The Medicare Payment Advisory Commission (MedPAC) met December 8th to review post-acute provider payment adequacy including Skilled Nursing Facilities (SNFs). This is part of their annual responsibility to make recommendations to Congress. It should be noted that for over a decade they have reported that SNFs are “overpaid” based upon their estimated marginal profit and each year they recommend a cut to SNF rates, which Congress has not enacted. This year’s data shows the average Medicare FFS margin for freestanding SNFs to be 18.4%.
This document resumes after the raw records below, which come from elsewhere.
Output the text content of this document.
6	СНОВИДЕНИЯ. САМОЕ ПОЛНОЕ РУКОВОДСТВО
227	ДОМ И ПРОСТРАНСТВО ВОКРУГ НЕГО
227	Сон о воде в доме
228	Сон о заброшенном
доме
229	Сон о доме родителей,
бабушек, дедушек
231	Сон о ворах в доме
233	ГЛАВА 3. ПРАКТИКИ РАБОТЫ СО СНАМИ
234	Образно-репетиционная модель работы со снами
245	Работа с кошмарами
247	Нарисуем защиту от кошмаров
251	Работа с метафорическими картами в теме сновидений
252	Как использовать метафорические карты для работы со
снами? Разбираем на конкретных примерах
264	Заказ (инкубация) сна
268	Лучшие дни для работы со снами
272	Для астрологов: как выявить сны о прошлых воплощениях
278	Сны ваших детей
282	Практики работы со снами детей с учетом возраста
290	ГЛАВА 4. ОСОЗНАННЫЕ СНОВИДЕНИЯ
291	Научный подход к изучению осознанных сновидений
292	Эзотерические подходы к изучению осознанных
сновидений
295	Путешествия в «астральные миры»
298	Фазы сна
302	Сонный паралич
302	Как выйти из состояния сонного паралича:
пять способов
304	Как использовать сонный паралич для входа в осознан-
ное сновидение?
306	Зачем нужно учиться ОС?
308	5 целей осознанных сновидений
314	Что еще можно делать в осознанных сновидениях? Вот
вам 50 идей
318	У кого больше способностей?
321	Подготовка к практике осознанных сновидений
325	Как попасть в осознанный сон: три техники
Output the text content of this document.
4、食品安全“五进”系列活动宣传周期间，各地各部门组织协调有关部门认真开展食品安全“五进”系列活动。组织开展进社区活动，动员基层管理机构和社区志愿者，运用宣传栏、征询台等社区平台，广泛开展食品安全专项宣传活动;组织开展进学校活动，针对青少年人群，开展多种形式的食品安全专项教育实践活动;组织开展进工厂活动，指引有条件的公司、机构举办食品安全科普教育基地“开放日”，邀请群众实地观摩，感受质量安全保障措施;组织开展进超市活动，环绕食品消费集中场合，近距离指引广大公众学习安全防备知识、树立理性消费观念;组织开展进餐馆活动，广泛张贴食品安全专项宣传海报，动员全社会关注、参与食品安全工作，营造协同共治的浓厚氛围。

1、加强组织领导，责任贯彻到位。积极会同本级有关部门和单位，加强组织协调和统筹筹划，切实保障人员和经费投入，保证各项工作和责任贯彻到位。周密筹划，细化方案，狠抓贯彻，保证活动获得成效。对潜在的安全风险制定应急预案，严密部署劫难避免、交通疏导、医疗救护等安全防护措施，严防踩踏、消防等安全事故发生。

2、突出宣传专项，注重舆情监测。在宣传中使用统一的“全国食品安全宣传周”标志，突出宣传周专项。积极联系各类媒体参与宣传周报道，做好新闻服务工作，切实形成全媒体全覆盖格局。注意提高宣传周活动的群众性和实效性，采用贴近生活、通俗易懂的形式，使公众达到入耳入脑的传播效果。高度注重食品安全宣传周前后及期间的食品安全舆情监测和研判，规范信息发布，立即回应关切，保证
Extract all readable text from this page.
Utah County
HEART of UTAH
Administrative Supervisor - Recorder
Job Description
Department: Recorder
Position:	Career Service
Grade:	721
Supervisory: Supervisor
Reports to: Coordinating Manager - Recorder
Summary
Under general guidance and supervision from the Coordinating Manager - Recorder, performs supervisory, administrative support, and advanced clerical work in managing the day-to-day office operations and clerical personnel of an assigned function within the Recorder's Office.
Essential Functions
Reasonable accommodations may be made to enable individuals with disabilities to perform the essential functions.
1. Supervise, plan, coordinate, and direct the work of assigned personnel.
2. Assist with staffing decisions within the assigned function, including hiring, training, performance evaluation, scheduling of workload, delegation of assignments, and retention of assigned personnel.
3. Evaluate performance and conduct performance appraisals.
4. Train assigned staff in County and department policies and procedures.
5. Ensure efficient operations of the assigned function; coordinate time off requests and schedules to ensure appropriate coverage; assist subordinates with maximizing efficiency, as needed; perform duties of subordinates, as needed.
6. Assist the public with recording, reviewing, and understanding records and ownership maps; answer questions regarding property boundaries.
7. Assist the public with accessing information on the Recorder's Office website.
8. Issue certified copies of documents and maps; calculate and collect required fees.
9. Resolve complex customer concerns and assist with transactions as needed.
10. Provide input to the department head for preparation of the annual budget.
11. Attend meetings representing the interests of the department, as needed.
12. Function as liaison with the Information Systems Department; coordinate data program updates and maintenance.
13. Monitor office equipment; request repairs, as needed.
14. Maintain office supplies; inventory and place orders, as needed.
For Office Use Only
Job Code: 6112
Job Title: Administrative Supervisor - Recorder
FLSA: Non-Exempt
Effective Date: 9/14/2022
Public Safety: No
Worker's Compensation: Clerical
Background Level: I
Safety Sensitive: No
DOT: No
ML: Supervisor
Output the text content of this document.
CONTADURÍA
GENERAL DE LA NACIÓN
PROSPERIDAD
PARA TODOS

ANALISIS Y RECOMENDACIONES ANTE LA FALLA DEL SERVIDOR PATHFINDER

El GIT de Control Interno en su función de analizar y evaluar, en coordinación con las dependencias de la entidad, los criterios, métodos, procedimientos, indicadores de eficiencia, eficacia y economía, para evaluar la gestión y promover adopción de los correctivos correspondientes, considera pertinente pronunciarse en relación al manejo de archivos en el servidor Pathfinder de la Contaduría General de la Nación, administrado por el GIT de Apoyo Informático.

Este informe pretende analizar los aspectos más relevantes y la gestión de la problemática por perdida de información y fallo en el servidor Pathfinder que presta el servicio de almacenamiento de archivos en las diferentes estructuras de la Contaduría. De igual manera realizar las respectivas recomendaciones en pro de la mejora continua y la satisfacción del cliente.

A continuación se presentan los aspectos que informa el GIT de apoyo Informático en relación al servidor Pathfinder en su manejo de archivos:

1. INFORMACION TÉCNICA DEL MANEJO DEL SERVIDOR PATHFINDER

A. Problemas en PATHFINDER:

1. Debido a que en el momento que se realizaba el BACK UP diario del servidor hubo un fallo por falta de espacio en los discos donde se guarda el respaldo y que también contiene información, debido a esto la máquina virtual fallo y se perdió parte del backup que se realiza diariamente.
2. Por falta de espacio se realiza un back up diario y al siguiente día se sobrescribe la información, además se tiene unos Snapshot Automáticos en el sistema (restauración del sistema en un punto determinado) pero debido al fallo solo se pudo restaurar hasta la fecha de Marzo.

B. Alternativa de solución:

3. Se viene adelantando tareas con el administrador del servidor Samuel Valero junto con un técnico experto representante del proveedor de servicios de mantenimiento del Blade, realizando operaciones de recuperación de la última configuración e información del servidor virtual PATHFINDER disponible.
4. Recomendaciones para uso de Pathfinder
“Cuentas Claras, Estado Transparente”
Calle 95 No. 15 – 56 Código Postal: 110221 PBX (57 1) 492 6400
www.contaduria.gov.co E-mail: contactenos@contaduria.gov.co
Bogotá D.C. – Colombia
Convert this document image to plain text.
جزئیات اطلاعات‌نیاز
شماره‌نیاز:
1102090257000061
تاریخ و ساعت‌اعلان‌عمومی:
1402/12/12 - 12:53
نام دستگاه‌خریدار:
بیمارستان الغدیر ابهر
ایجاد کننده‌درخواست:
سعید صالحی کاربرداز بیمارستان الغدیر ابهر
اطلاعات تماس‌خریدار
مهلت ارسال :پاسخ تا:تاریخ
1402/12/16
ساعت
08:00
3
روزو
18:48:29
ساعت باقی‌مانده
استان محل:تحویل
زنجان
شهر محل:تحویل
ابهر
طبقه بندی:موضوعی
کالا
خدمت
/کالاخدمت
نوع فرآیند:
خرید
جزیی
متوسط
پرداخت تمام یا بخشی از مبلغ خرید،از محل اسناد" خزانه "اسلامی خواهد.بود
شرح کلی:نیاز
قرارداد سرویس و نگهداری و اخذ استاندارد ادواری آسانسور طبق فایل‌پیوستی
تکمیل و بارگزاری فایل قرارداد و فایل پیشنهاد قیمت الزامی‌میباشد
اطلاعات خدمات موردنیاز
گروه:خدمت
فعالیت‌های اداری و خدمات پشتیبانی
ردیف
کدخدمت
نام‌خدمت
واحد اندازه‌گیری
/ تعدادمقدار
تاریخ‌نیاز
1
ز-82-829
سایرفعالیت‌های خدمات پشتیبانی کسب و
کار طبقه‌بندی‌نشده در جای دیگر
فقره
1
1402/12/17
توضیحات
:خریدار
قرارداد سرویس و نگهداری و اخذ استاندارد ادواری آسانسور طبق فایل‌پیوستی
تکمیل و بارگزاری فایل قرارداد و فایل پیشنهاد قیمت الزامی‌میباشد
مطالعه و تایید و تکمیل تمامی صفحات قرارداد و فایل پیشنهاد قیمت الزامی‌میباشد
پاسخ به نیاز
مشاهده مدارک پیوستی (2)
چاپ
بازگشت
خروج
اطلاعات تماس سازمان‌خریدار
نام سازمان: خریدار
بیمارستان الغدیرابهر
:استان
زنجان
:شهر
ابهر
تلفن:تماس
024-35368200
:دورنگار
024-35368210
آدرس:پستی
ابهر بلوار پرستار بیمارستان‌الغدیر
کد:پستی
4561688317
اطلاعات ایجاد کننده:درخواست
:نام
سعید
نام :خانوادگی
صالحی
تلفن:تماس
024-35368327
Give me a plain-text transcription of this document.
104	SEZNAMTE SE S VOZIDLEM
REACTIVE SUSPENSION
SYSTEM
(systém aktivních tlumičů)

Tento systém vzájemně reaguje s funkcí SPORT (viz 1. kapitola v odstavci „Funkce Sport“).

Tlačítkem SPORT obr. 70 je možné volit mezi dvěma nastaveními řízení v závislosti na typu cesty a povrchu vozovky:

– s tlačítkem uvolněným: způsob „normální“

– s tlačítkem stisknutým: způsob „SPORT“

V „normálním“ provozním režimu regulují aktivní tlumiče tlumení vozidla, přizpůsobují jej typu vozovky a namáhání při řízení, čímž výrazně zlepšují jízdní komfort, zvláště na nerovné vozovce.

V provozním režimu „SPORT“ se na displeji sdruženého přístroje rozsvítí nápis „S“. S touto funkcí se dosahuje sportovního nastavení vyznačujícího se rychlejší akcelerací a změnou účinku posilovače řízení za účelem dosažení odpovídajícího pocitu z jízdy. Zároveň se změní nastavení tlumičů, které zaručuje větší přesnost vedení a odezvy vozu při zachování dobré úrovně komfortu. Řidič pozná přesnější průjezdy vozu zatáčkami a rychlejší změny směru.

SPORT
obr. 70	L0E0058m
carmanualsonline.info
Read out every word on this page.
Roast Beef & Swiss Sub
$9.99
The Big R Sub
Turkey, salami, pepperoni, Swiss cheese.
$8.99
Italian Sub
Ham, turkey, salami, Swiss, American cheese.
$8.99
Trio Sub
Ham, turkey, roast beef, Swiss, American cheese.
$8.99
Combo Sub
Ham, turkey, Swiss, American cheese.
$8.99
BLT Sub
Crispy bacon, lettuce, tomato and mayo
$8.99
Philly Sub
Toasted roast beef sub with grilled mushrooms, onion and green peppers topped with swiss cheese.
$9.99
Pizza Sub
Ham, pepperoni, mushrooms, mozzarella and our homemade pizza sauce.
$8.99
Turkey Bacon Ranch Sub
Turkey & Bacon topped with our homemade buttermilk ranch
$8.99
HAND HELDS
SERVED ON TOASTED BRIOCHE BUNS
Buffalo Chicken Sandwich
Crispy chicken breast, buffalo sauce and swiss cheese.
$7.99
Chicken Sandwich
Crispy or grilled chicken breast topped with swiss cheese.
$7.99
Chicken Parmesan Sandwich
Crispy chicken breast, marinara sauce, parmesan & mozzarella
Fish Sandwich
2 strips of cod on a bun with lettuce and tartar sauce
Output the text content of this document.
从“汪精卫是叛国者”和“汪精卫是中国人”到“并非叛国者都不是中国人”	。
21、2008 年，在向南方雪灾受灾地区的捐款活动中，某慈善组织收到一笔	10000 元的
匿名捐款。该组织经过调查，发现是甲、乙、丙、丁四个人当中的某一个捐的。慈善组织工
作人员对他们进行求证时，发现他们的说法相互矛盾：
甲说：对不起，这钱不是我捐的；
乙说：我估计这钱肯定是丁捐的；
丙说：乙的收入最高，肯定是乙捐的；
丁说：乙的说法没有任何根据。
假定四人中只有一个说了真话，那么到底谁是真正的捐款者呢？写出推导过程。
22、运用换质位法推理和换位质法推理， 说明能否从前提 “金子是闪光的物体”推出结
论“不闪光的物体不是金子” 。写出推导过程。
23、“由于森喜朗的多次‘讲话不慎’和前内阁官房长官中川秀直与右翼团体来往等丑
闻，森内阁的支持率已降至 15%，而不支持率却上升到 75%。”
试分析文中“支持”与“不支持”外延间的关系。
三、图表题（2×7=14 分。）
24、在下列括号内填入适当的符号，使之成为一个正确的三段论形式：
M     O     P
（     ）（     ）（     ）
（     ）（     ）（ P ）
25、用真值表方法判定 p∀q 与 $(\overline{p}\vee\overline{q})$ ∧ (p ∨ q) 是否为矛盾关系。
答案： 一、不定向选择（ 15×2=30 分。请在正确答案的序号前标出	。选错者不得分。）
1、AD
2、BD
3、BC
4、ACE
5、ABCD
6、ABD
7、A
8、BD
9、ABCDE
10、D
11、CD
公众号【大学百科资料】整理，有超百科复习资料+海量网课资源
In discussions of the SNF payment adequacy report, several commissioners raised concerns and questions, such as the fact that the Medicare FFS margin for nonprofit SNFs is 1.1% while the for-profit margin is 22.0%. Staff explained that the size of the facility (non-profits tend to be smaller) and staffing costs (for-profits have lower average staffing) were believed to be factors for this differential. In addition, they questioned whether a cut was appropriate at a time where a staffing mandate with unknown associated cost impacts is pending but several supported the recommendation to cut given the reported margin. However, several suggested amending the recommendation to allow SNFs to earn back the 3% through quality performance. The MedPAC chair, Michael Chernew, explained that the proposed cut accounted for the pending staffing mandate and any revised recommendation related to a value-based payment approach would need to align with previous MedPAC recommendations related to a Value Incentive Program.
Disappointingly, Commissioner Robert Cherry suggested perhaps the “savings” from this cut could be used for the increased payment to hospitals. There were many comments indicating that the commission’s current measure of access to SNF services does not accurately reflect the “reality on the ground” and should look at other ways to evaluate. The impact of Medicare Advantage (MA) revenues on access was mentioned repeatedly, with Commissioner Scott Sarran noting that small SNFs can’t say no to “big MA” and walk away from contracts when it is more than 50% of the business. MedPAC staff noted the dearth of MA data currently available but also that they were working on a longer-term project to link MDS assessment data to MA claims data to have a better understanding of utilization and spending for Medicare beneficiaries in Medicare Advantage. It is important to note that MedPAC discussions and recommendations are just that. CMS and Congress are not obligated to act on the Commission’s recommendations.